The output signal can control, for example, a warning device that reports the detected discrepancy to the operator and therefore reports the need to perform a “manual” realignment of the wheels.
As an alternative, the output signal can control a correction device, which is inserted along the distribution line and by means of which the flow-rate of fluid to be sent to the two hydraulic cylinders in order to realign the wheels can be modified periodically or depending on a preset threshold value of the computed discrepancy.
These electronic control systems are not free from drawbacks, including the fact that they are very complex and expensive, the fact that they do not allow “constant” or “continuous” wheel realignment but only a periodic or occasional realignment, since it is entrusted either to the voluntary intervention of the operator or to the activation of the control device, and the fact that if they merely report to the operator the need to perform realignment, said realignment depends on the skill and sensitivity of said operator.

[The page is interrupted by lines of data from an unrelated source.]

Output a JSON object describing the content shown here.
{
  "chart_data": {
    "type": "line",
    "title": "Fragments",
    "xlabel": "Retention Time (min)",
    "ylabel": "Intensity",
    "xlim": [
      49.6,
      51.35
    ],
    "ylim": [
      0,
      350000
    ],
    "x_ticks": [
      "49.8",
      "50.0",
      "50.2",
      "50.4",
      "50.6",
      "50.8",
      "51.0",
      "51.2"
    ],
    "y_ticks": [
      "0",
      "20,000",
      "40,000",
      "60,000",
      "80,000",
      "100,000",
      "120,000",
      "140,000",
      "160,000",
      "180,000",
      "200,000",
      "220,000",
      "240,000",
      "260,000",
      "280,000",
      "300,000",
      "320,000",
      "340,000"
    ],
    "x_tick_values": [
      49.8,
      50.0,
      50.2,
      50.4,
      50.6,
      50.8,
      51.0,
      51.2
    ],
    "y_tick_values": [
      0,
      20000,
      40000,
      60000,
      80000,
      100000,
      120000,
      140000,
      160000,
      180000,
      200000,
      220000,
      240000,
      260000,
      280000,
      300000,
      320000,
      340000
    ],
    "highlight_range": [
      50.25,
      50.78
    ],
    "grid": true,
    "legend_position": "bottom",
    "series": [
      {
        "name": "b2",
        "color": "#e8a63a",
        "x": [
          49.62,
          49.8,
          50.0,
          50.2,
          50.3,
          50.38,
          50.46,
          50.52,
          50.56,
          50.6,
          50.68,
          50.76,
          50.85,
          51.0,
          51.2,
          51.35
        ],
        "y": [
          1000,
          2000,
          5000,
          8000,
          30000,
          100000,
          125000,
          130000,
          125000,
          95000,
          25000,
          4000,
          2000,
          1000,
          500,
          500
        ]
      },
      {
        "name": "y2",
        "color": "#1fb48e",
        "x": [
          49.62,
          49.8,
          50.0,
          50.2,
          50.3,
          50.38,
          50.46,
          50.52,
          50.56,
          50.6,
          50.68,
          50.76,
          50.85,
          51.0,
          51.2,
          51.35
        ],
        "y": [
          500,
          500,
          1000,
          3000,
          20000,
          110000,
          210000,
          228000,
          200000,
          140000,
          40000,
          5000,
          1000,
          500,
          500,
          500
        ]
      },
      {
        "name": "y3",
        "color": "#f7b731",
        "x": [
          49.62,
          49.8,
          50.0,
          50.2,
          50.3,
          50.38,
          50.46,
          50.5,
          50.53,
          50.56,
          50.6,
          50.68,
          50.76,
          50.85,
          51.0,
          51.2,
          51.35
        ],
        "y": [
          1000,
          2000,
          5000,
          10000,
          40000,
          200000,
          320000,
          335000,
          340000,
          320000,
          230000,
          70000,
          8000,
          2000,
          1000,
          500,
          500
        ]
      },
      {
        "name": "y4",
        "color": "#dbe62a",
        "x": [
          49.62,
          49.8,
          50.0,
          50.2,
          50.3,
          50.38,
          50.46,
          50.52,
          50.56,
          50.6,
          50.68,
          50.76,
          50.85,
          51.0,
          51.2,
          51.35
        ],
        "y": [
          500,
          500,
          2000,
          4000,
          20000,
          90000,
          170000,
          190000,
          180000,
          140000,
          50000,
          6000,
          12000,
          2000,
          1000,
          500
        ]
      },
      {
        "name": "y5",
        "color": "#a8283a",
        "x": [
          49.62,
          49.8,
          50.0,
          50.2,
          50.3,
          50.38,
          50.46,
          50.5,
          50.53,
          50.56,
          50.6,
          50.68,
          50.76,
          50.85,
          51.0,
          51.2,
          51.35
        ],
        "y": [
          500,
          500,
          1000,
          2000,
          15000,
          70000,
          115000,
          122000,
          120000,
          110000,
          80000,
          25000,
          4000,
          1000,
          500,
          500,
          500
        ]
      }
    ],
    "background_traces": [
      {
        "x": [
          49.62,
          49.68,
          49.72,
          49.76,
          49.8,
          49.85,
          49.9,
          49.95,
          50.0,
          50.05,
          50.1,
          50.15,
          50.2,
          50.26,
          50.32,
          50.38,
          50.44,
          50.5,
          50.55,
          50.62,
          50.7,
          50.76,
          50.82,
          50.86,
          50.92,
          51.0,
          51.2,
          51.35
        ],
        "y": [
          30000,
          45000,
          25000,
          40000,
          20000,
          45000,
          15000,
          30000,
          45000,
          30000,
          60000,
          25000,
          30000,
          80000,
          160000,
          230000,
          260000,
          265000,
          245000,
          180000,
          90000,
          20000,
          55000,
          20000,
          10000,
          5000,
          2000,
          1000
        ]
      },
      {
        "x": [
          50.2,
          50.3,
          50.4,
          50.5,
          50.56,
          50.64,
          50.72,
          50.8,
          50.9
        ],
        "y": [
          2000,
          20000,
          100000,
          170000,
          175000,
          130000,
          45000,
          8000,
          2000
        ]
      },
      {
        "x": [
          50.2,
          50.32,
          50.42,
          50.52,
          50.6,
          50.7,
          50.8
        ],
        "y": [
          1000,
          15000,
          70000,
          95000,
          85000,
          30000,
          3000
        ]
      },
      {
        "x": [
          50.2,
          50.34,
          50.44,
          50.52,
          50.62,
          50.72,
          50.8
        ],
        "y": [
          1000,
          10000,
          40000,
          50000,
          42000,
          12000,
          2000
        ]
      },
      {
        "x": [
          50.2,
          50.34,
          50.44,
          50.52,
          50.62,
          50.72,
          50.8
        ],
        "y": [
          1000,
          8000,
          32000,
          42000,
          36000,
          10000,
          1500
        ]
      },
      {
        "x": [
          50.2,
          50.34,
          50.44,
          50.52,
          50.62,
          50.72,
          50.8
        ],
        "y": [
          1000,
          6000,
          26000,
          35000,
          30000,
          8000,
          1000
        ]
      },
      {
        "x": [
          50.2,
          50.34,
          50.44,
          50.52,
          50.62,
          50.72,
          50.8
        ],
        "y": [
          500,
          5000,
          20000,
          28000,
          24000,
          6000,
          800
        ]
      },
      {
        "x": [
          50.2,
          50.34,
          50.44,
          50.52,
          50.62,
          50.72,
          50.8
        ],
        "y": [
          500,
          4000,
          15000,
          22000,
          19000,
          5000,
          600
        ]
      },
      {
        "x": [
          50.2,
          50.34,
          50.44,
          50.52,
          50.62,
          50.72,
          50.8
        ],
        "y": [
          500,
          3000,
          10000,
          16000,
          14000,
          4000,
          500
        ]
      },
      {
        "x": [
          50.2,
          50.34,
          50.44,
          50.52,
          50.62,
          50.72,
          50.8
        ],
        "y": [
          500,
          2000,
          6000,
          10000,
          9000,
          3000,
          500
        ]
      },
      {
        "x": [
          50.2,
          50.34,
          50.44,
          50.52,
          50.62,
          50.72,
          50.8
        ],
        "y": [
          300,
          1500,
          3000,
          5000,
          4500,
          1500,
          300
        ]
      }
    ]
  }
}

Finally, automatic realignment devices are known which consist in providing, on the internal wall of the body of the hydraulic cylinders and proximate to their opposite ends, a groove that cooperates with the sealing gasket of the respective piston.
When the piston has reached the end of its stroke, which is generally set by an external locking of the steering lever that connects one end of the stem of the hydraulic cylinder to the respective wheel, the sealing gasket of the piston is arranged at the groove.
Accordingly, a certain amount of oil bleeds from the active chamber of the hydraulic cylinder toward the groove thus exposed, in order to be fed, via a duct for connection to the distribution line, into the active chamber of the other hydraulic cylinder and thus take up any misalignments.
However, even these known automatic realignment devices are not free from drawbacks, including the fact that their operation is inaccurate and inconstant, as it in fact depends on many variables, including for example the dimensional tolerances of the hydraulic cylinders, the elasticity of the gasket used, and the physical characteristics of the fluid used (viscosity, temperature, et cetera), which can vary in different operating conditions.
Another drawback of known automatic devices is that even if the grooves are finished and blended accurately to the internal wall of the cylinder body, they cause abnormal and frequent wear and damage of the piston gasket, which accordingly has a shorter average life and therefore must be replaced frequently.